Source: International Journal of Multicultural Education Vol. 17 , No. 1
The research investigated how principals in Israel’s Jewish and Arab school systems perceive and practice their role in promoting equitable education to bridge socio-economic and pedagogic gaps. It asked how Jewish and Arab principals understand the concept of social justice and what they do in order to promote social justice reality in their schools. Semi-structured interviews were conducted with 10 Arab and Jewish principals. Analysis of interviews indicated that Israeli education policy perpetuates ethnic and social gaps. The principals reported different personal trajectories that shaped their perceptions of social and described strategies used to promote social justice.

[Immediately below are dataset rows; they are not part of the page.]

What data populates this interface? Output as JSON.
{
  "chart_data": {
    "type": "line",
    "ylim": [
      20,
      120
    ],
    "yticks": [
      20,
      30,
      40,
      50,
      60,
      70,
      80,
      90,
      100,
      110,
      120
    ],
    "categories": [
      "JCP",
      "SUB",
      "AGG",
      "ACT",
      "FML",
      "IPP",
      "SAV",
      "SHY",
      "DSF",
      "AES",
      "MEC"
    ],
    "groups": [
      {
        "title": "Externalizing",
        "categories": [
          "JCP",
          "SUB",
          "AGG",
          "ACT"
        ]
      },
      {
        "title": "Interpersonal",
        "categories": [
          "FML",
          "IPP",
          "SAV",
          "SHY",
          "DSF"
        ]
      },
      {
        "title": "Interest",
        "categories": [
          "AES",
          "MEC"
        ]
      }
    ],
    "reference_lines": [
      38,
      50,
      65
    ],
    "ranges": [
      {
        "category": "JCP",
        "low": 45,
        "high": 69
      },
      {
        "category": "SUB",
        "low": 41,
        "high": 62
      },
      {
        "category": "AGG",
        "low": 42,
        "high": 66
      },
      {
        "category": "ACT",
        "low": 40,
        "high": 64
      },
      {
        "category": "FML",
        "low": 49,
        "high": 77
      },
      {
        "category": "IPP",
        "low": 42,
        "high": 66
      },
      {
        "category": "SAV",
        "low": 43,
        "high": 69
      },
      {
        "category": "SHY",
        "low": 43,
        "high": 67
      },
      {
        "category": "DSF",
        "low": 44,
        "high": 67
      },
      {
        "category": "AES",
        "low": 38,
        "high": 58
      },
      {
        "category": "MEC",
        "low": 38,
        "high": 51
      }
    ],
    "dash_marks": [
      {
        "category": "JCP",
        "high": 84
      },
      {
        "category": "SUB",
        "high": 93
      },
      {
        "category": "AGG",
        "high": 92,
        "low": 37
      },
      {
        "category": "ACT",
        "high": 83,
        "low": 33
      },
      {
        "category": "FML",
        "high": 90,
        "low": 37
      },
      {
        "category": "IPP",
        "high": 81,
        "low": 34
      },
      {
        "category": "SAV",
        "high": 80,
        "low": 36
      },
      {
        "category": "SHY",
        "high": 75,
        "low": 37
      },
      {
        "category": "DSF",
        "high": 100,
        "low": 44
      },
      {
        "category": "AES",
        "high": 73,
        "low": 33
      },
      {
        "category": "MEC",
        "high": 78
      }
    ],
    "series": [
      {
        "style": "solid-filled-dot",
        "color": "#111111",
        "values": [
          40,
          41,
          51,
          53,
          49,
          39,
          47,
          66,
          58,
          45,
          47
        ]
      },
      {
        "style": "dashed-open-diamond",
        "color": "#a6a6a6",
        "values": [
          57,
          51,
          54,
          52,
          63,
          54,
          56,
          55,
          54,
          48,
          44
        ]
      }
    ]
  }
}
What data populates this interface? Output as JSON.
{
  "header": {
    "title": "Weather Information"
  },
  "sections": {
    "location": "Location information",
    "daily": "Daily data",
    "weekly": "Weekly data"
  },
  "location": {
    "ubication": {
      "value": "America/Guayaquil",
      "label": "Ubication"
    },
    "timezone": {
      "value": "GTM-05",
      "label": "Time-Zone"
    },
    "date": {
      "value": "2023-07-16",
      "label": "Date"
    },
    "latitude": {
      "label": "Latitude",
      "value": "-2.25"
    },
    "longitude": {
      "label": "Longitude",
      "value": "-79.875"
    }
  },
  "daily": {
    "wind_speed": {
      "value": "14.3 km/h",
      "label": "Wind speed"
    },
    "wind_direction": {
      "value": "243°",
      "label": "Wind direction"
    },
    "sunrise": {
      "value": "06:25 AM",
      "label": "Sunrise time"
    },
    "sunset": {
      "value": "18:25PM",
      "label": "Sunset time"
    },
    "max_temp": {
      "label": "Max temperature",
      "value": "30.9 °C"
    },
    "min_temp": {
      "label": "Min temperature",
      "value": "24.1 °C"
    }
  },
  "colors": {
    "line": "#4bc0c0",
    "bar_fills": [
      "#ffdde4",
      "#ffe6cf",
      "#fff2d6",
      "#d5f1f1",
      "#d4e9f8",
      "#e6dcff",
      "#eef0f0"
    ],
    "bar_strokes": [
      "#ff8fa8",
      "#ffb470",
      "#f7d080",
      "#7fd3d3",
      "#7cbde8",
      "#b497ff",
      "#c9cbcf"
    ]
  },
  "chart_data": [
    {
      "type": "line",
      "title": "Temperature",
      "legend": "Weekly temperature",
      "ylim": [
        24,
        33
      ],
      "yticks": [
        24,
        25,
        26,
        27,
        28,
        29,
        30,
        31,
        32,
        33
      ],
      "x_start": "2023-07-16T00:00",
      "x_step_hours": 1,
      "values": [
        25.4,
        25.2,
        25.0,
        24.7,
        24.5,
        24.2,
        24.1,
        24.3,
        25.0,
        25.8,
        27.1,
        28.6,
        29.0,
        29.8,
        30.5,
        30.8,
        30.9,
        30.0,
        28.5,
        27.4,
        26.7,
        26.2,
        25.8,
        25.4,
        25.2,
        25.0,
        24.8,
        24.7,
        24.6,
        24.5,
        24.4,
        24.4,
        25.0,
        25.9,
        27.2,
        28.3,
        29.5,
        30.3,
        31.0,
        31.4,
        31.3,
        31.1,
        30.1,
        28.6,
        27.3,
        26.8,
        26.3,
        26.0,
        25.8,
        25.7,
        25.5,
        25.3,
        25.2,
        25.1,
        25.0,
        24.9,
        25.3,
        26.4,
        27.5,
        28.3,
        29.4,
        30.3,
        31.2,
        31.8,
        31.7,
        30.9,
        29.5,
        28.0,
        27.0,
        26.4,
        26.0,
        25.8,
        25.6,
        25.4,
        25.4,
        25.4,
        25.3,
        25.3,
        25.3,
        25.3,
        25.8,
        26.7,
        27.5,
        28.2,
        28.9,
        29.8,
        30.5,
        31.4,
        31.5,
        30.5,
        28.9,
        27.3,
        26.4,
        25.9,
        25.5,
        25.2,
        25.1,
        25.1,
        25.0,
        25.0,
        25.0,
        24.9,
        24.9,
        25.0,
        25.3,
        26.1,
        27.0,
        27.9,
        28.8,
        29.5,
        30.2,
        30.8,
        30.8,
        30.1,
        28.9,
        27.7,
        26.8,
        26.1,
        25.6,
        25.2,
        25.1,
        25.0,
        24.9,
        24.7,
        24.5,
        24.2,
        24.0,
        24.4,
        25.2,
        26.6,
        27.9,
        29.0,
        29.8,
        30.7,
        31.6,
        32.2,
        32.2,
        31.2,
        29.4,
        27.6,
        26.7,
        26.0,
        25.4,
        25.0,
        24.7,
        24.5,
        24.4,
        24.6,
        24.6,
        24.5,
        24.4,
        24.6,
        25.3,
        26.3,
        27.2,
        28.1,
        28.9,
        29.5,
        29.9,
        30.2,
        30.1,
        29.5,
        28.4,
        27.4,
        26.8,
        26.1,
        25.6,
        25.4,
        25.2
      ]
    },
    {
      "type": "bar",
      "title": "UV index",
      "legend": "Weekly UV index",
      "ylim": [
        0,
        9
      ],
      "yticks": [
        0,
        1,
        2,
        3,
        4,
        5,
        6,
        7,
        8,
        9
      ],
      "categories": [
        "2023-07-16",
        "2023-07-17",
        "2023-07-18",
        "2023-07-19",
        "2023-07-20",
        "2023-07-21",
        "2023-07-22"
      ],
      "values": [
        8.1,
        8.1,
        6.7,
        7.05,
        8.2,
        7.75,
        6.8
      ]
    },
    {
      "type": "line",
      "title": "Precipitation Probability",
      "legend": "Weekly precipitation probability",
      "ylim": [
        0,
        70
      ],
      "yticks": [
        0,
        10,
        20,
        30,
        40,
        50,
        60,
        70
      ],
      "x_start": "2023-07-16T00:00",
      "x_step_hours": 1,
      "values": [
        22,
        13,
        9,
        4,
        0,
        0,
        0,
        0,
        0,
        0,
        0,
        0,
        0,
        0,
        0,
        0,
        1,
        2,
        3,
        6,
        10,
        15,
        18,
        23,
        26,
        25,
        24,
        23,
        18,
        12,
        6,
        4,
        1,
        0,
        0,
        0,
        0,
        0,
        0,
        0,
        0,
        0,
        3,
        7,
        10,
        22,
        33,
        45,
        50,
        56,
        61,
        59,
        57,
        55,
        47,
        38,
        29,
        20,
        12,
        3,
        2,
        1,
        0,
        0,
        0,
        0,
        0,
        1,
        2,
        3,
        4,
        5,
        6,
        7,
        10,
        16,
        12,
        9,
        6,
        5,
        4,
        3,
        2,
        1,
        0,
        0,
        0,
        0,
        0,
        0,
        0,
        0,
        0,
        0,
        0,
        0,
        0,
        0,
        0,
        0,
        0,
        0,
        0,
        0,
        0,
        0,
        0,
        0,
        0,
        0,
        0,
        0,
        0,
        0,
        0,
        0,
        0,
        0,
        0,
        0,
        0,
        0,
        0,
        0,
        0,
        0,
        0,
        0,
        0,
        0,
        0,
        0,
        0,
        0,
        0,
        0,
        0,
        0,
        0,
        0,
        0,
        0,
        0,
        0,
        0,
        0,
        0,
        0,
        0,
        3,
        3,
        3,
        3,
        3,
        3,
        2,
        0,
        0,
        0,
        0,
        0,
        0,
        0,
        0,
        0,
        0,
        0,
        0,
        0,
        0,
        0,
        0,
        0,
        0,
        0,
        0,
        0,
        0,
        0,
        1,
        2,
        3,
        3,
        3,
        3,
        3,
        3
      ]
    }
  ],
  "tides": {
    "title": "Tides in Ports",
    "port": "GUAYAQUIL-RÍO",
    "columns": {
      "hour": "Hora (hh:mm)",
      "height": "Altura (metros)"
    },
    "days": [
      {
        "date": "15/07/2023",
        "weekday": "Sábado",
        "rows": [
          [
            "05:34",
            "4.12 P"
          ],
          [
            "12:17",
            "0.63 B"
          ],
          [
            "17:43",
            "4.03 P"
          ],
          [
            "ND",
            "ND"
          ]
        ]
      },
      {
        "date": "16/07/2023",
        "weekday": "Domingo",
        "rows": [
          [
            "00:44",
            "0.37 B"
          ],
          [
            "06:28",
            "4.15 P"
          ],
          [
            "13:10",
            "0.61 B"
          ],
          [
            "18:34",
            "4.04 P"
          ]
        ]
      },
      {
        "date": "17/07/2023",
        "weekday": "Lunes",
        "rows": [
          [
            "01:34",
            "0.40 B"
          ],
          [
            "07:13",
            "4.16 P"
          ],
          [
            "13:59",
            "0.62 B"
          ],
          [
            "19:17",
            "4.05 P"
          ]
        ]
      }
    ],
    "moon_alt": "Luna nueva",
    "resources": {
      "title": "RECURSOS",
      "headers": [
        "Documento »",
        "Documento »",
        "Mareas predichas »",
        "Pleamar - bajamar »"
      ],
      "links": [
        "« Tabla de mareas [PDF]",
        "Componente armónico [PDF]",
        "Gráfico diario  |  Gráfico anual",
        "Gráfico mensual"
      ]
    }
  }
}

This comparative study may contribute to the understanding of ways in which enlightened educators in a society dominated by inequitable practices can overcome political and cultural barriers and increase the potential for equity and social justice, in this case in Arab and Jewish schools in Israel. Activities to promote social justice in schools are essential to ensure mutual enrichment between diverse groups in a multicultural state, and educational leaders therefore play a crucial role. The study’s contribution stems from its ability to clarify difficulties encountered in the promulgation of social justice in a multicultural reality, split by political conflicts and sometimes racism. During principal training courses, there should be attempts to increase awareness of the managerial cohort to the challenges of diversity and the need to ameliorate the effects of socio - economic gaps through education. They should be provided with knowledge concerning discrepancies in access to education for weaker populations and the potential of education to alter socio - political inequalities by personally and collectively empowering underprivileged populations.
The rise in numbers of diasporas of diverse cultures, ideologies, and faiths, especially due to the inter-ethnic wars of the last few years, makes it highly significant to understand how educational leadership is perceived and informed in different cultural, social and belief systems. By problematizing 'difference' and pointing to multiple shifts of meaning and their subsequent implications and consequences, we can perhaps extend our understanding of social justice in diverse cultural arenas.